Was muss ich ändern, damit mein Auktionator wieder aufwacht und die gebote nach oben treibt, sobald ein bieter einen höheren wert innerhalb einer bestimmten zeitspanne eingibt


----------



## Gucky (25. Jun 2015)

Um wait und notify aufrufen zu können musst der aufrufende Thread auf dieses Objekt synchronisiert sein.
Also statt

```
wait(1000);
```


```
synchronized(this){
   wait(1000);
}
```

wait ist dazu gedacht, dass ein Thread an einem Objekt (auch sich selbst) wartet, bis er aufgeweckt wird. wait(long) ist dazu gedacht, dass ein Thread darauf wartet aufgeweckt zu werden, oder bis de Zeit abgelaufen ist.

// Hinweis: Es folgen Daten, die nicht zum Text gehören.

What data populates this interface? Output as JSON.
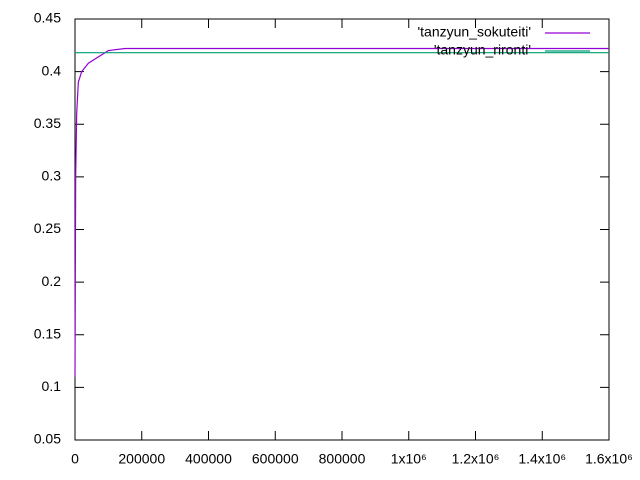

Beide Methoden sind aber für die Interthreadkommunikation gedacht. Besser geeignet ist Thread.sleep(long). Es funktionieren aber beide Möglichkeiten.
Außerdem hast du bei Thread.sleep() den Overhead des Synchonisierens nicht.


----------



## strußi (25. Jun 2015)

@gucky: danke. ich nutze jetzt die sleep()-Methode, nun ist aus dem toten typ ein besoffener geworden, der macht was er will ;-(


Spoiler: geänderter Code





```
public void listen(){
        currendBit =scanner.nextDouble();
        System.out.println("currend bit " +currendBit);
        try{
            while( scanner.hasNextDouble() &currendBit>scanner.nextDouble()){
               raisePrice( currendBit);
                System.out.println("help");
                sleep(1000);
            }
            waitForBitts( currendBit);
        } catch(InterruptedException ex){
            System.out.println(  ex);
        }
    }
    
    public void waitForBitts( double last){
        System.out.println("no one else bidding?");
        String[] calls ={ "once", "twice", "sold!"};
        for( int i = 0; i <3; i++){
            System.out.println( last +" going " +calls[ i]);
            listen();
            if( !calls[ i].equals( "sold") &scanner.hasNext()){
                if( scanner.nextDouble() >last){
                    raisePrice(last);
                    listen();
                } else{
                    listen();
                }
            } else{
                sell();
            }
        }
    }
```




cmd
first offer?
1 //eingabe
currend bit 1.0
1
no one else bidding?
1.0 going once
1
currend bit 1.0
1
no one else bidding?
1.0 going once
1
currend bit 1.0
1
no one else bidding?
1.0 going once


----------



## Gucky (26. Jun 2015)

Jetzt geht das Debugging los


----------



## strußi (30. Jun 2015)

problem gefunden aber die lösung ist mir ein rätzelheft
scanner.hasNext(); api sagt, kann blockieren wärend es auf einen zu scannenden imput wartet.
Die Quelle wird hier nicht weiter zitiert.